Por lo que atañe a la declaración de D. Manuel en el acto del juicio oral afirmó a preguntas del Ministerio Público que le apodan Bucanero y que sí estuvo el día 14 de septiembre de 2022 con Salvadora, que la conoce desde hace 15 años y hablaba con ella cuando la encontraba por el pueblo. Reconoce que es consciente de que tiene una enfermedad mental, que se le nota al hablar con ella, pues cambia de tema y es incoherente al hablar. Declaró que ese día la vio y paró a saludarla como otras veces ha hecho; que al bajar ella estaba sentada en el peldaño de la puerta y que habló con ella 5 minutos.
En su descargo niega los hechos y considera que todo se debe a las desavenencias que tiene con D. Desiderio. Igualmente afirma que nunca ha tenido ningún problema con D. Carlos Antonio, hermano de la víctima.
A preguntas de la Acusación Particular señala que estaban sentados en el umbral de la puerta de la vivienda, cada uno a un lado.
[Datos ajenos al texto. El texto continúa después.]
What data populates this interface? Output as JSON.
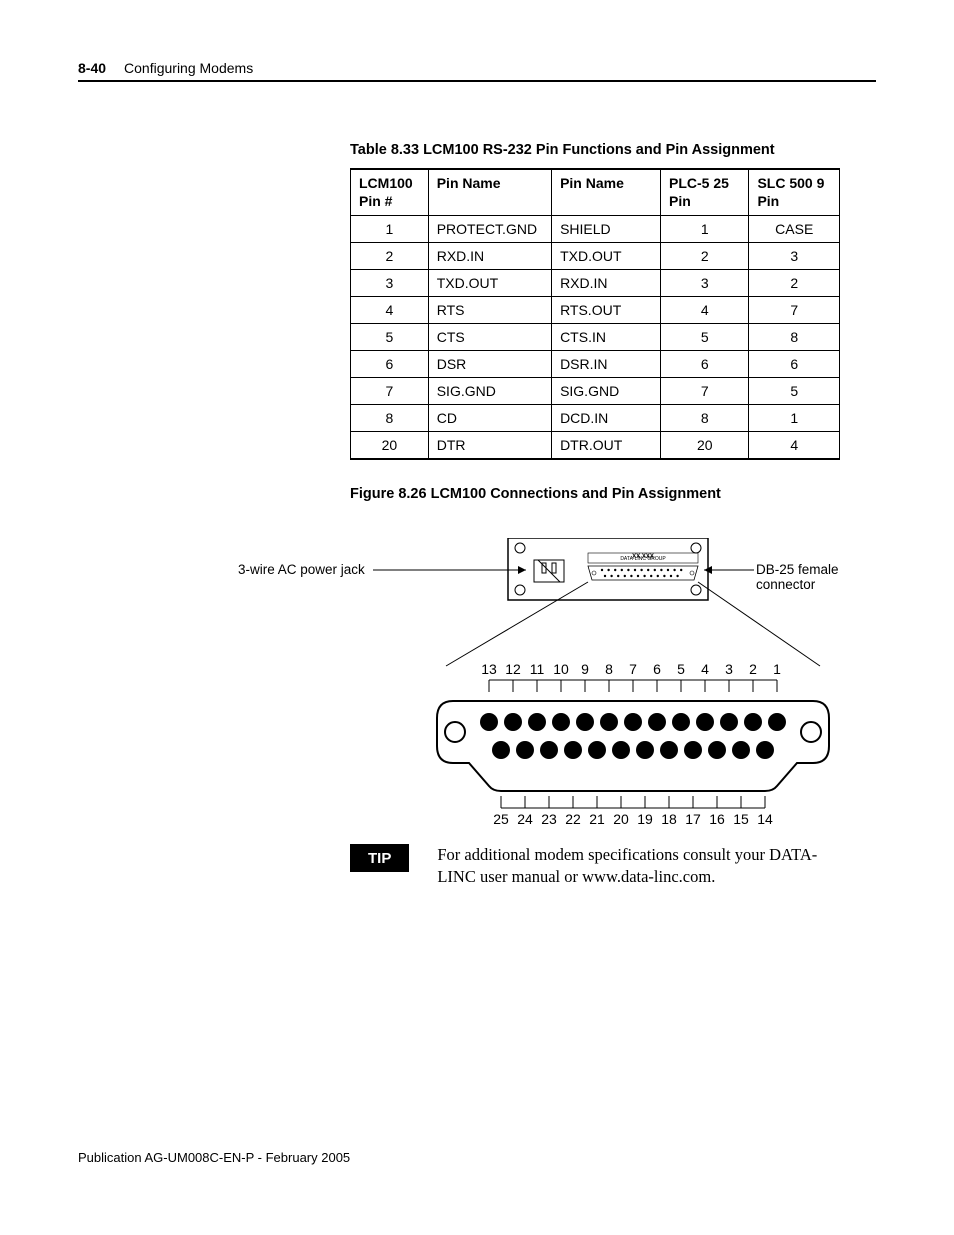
{
  "header": {
    "page_number": "8-40",
    "section_title": "Configuring Modems"
  },
  "table": {
    "caption": "Table 8.33 LCM100 RS-232 Pin Functions and Pin Assignment",
    "headers": {
      "c0": "LCM100 Pin #",
      "c1": "Pin Name",
      "c2": "Pin Name",
      "c3": "PLC-5 25 Pin",
      "c4": "SLC 500 9 Pin"
    },
    "rows": [
      {
        "c0": "1",
        "c1": "PROTECT.GND",
        "c2": "SHIELD",
        "c3": "1",
        "c4": "CASE"
      },
      {
        "c0": "2",
        "c1": "RXD.IN",
        "c2": "TXD.OUT",
        "c3": "2",
        "c4": "3"
      },
      {
        "c0": "3",
        "c1": "TXD.OUT",
        "c2": "RXD.IN",
        "c3": "3",
        "c4": "2"
      },
      {
        "c0": "4",
        "c1": "RTS",
        "c2": "RTS.OUT",
        "c3": "4",
        "c4": "7"
      },
      {
        "c0": "5",
        "c1": "CTS",
        "c2": "CTS.IN",
        "c3": "5",
        "c4": "8"
      },
      {
        "c0": "6",
        "c1": "DSR",
        "c2": "DSR.IN",
        "c3": "6",
        "c4": "6"
      },
      {
        "c0": "7",
        "c1": "SIG.GND",
        "c2": "SIG.GND",
        "c3": "7",
        "c4": "5"
      },
      {
        "c0": "8",
        "c1": "CD",
        "c2": "DCD.IN",
        "c3": "8",
        "c4": "1"
      },
      {
        "c0": "20",
        "c1": "DTR",
        "c2": "DTR.OUT",
        "c3": "20",
        "c4": "4"
      }
    ]
  },
  "figure": {
    "caption": "Figure 8.26 LCM100 Connections and Pin Assignment",
    "callout_left": "3-wire AC power jack",
    "callout_right": "DB-25 female connector",
    "device_label_1": "DATA-LINC GROUP",
    "device_label_2": "XX XXX",
    "pins_top": [
      "13",
      "12",
      "11",
      "10",
      "9",
      "8",
      "7",
      "6",
      "5",
      "4",
      "3",
      "2",
      "1"
    ],
    "pins_bottom": [
      "25",
      "24",
      "23",
      "22",
      "21",
      "20",
      "19",
      "18",
      "17",
      "16",
      "15",
      "14"
    ]
  },
  "tip": {
    "badge": "TIP",
    "text": "For additional modem specifications consult your DATA-LINC user manual or www.data-linc.com."
  },
  "footer": {
    "publication": "Publication AG-UM008C-EN-P - February 2005"
  }
}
Insistiendo en que todo fue un plan orquestado por D. Desiderio.
A preguntas de su letrada defensora señala que no había testigos presenciales y que es una calle poco transitada.
Pue bien, no ofrece credibilidad a la Sala tal testimonio. No fue D. Desiderio el que denunció los hechos, sino que fue el propio hermano de la víctima, D. Carlos Antonio, el que le llamó en su calidad de alcalde pedáneo. La decisión de denunciar fue de la hija y tutora de la víctima, Dña. Socorro, que afirmó no conocer a D. Desiderio. No ofrece credibilidad la negación de los hechos puesto que el resto de la declaración coincide con lo manifestado por D. Carlos Antonio: que estuvo allí sentado en el umbral con Dña. Salvadora, y que en un momento determinado salió de la vivienda D. Carlos Antonio y le recriminó su actitud para con su hermana.
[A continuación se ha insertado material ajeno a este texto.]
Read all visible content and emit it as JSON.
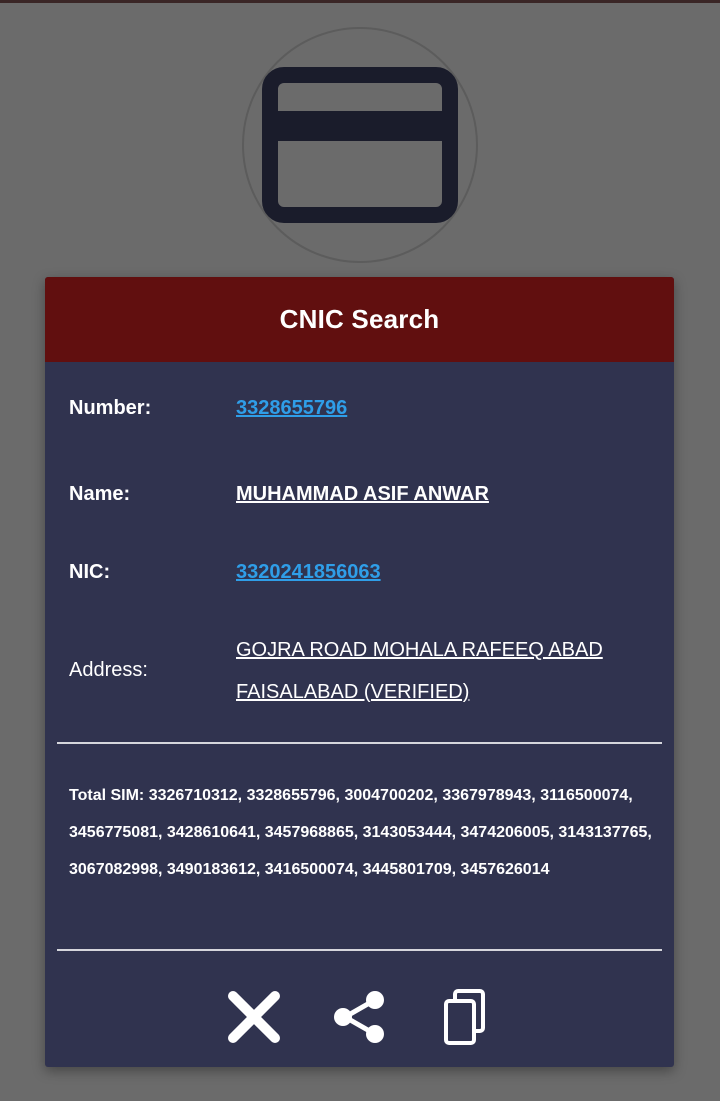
{
  "icons": {
    "hero": "credit-card-icon",
    "close": "close-icon",
    "share": "share-icon",
    "copy": "copy-icon"
  },
  "colors": {
    "backdrop": "#6b6b6b",
    "header": "#610f0f",
    "panel": "#30334f",
    "link": "#2f9ee8"
  },
  "dialog": {
    "title": "CNIC Search",
    "number": {
      "label": "Number:",
      "value": "3328655796"
    },
    "name": {
      "label": "Name:",
      "value": "MUHAMMAD ASIF ANWAR"
    },
    "nic": {
      "label": "NIC:",
      "value": "3320241856063"
    },
    "address": {
      "label": "Address:",
      "value": "GOJRA ROAD MOHALA RAFEEQ ABAD FAISALABAD (VERIFIED)"
    },
    "total_sim": "Total SIM: 3326710312, 3328655796, 3004700202, 3367978943, 3116500074, 3456775081, 3428610641, 3457968865, 3143053444, 3474206005, 3143137765, 3067082998, 3490183612, 3416500074, 3445801709, 3457626014"
  }
}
Ningún sentido tiene que fuese un plan orquestado por D. Desiderio que aparece en escena porque es llamado por D. Carlos Antonio.
De modo que resulta incontrovertido que día 14 de septiembre de 2022 D. Manuel pasó con su vehículo por la puerta de la vivienda de D. Carlos Antonio en la que se encontraba en ese momento Dña. Salvadora. El propio D. Manuel así lo ha reconocido. Reconoce también, como hemos dicho, que es conocedor de la enfermedad psíquica de Dña. Salvadora y que ello se percibe en cuanto se intenta mantener una conversación con ella, algo que esta Sala pudo comprobar con la prueba preconstituida.
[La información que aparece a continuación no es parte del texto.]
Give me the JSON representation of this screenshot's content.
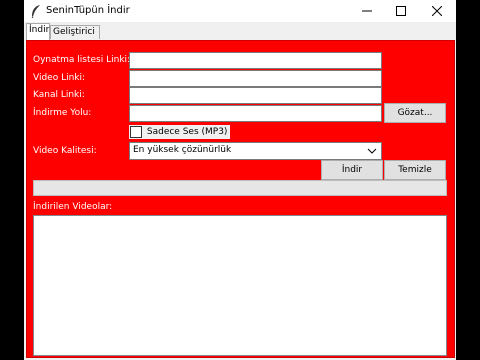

Procede recordar lo ya señalado por esta Audiencia Provincial (SAP León, núm. 20/2020 de 14 enero, Ponente: Ilmo Sr. D. Manuel Ángel Peñín del Palacio) «La sentencia del Tribunal Constitucional 14 de marzo de 2005 indica que el derecho a la presunción de inocencia se configura, en tanto que regla de juicio y desde la perspectiva constitucional, como el derecho a no ser condenado sin pruebas de cargo válidas, lo que implica que exista una mínima actividad probatoria realizada con las garantías necesarias, referida a todos los elementos esenciales del delito y que de la misma quepa inferir razonablemente los hechos y la participación del acusado en los mismos (entre otras, SSTC 220/1998, de 16 de noviembre, FJ 3; 229/1999, de 13 de diciembre, FJ 4 ; 249/2000, de 30 de octubre, FJ 3; 222/2001, de 5 de noviembre, FJ 3; 219/2002, de 25 de noviembre, FJ 2; y 56/2003, de 24 de marzo (RTC 2003, 56), FJ 5)».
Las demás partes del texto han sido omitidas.